My second suggestion deals with the merchant’s own Web server. I would like it to be scanned for external vulnerabilities, and I want the code redirecting the customer to the hosted order page to be inspected. Each of these tests would be done quarterly. The basis for this suggested change is an excellent Data Security Alert posted by Visa Europe. In that alert, Visa describes attacks on SAQ A merchants where the bad guys have hacked the merchant’s server and installed their own code to redirect customers to their criminal site instead of the service provider’s site. I would change SAQ A to make this attack less likely to succeed.

I would also like to see a note in the instructions to SAQ A to address mail order/telephone order (MOTO) transactions. It should say merchants cannot do MOTO and still qualify for SAQ A. For example, if the customer can’t get to the Web or has some other problem, the merchant cannot use its computer to go on the Web and enter that customer’s card number for him or her. In addition, the merchant just turned its workstation into a payment terminal, and heaven knows what has just been done to its PCI scope. I see this situation so often I coined a name for it: SAQ A OMG.

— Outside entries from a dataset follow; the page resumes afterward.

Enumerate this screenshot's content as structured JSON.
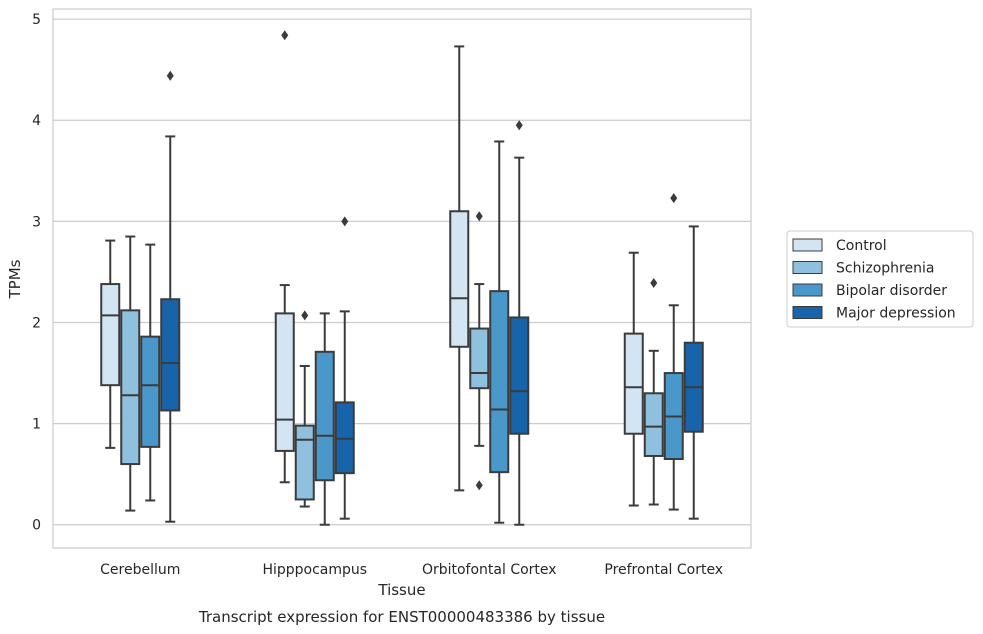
{
  "chart_data": {
    "type": "box",
    "xlabel": "Tissue",
    "ylabel": "TPMs",
    "caption": "Transcript expression for ENST00000483386 by tissue",
    "ylim": [
      -0.23,
      5.1
    ],
    "yticks": [
      0,
      1,
      2,
      3,
      4,
      5
    ],
    "grid": "y",
    "legend_position": "right",
    "categories": [
      "Cerebellum",
      "Hipppocampus",
      "Orbitofontal Cortex",
      "Prefrontal Cortex"
    ],
    "series": [
      {
        "name": "Control",
        "color": "#d3e4f3",
        "boxes": [
          {
            "whislo": 0.76,
            "q1": 1.38,
            "med": 2.07,
            "q3": 2.38,
            "whishi": 2.81,
            "fliers": []
          },
          {
            "whislo": 0.42,
            "q1": 0.73,
            "med": 1.04,
            "q3": 2.09,
            "whishi": 2.37,
            "fliers": [
              4.84
            ]
          },
          {
            "whislo": 0.34,
            "q1": 1.76,
            "med": 2.24,
            "q3": 3.1,
            "whishi": 4.73,
            "fliers": []
          },
          {
            "whislo": 0.19,
            "q1": 0.9,
            "med": 1.36,
            "q3": 1.89,
            "whishi": 2.69,
            "fliers": []
          }
        ]
      },
      {
        "name": "Schizophrenia",
        "color": "#8fc1de",
        "boxes": [
          {
            "whislo": 0.14,
            "q1": 0.6,
            "med": 1.28,
            "q3": 2.12,
            "whishi": 2.85,
            "fliers": []
          },
          {
            "whislo": 0.18,
            "q1": 0.25,
            "med": 0.84,
            "q3": 0.98,
            "whishi": 1.57,
            "fliers": [
              2.07
            ]
          },
          {
            "whislo": 0.78,
            "q1": 1.35,
            "med": 1.5,
            "q3": 1.94,
            "whishi": 2.38,
            "fliers": [
              3.05,
              0.39
            ]
          },
          {
            "whislo": 0.2,
            "q1": 0.68,
            "med": 0.97,
            "q3": 1.3,
            "whishi": 1.72,
            "fliers": [
              2.39
            ]
          }
        ]
      },
      {
        "name": "Bipolar disorder",
        "color": "#4a98c9",
        "boxes": [
          {
            "whislo": 0.24,
            "q1": 0.77,
            "med": 1.38,
            "q3": 1.86,
            "whishi": 2.77,
            "fliers": []
          },
          {
            "whislo": 0.0,
            "q1": 0.44,
            "med": 0.88,
            "q3": 1.71,
            "whishi": 2.09,
            "fliers": []
          },
          {
            "whislo": 0.02,
            "q1": 0.52,
            "med": 1.14,
            "q3": 2.31,
            "whishi": 3.79,
            "fliers": []
          },
          {
            "whislo": 0.15,
            "q1": 0.65,
            "med": 1.07,
            "q3": 1.5,
            "whishi": 2.17,
            "fliers": [
              3.23
            ]
          }
        ]
      },
      {
        "name": "Major depression",
        "color": "#1764ab",
        "boxes": [
          {
            "whislo": 0.03,
            "q1": 1.13,
            "med": 1.6,
            "q3": 2.23,
            "whishi": 3.84,
            "fliers": [
              4.44
            ]
          },
          {
            "whislo": 0.06,
            "q1": 0.51,
            "med": 0.85,
            "q3": 1.21,
            "whishi": 2.11,
            "fliers": [
              3.0
            ]
          },
          {
            "whislo": 0.0,
            "q1": 0.9,
            "med": 1.32,
            "q3": 2.05,
            "whishi": 3.63,
            "fliers": [
              3.95
            ]
          },
          {
            "whislo": 0.06,
            "q1": 0.92,
            "med": 1.36,
            "q3": 1.8,
            "whishi": 2.95,
            "fliers": []
          }
        ]
      }
    ]
  }
}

I regret having to make life more complicated for these merchants. But we all need to remember that although you can outsource your processing, you cannot outsource your responsibility.

SAQ B presents a different challenge. Merchants use SAQ B when they either have an imprinter (a.k.a., knuckle-buster or zip-zap machine) or use POS terminals “connected via a phone line” to their acquirer or processor. That terminal cannot be connected to the Internet or to any other system in the merchant’s environment. Like SAQ A, the merchant retains only paper records and does not store electronic cardholder data.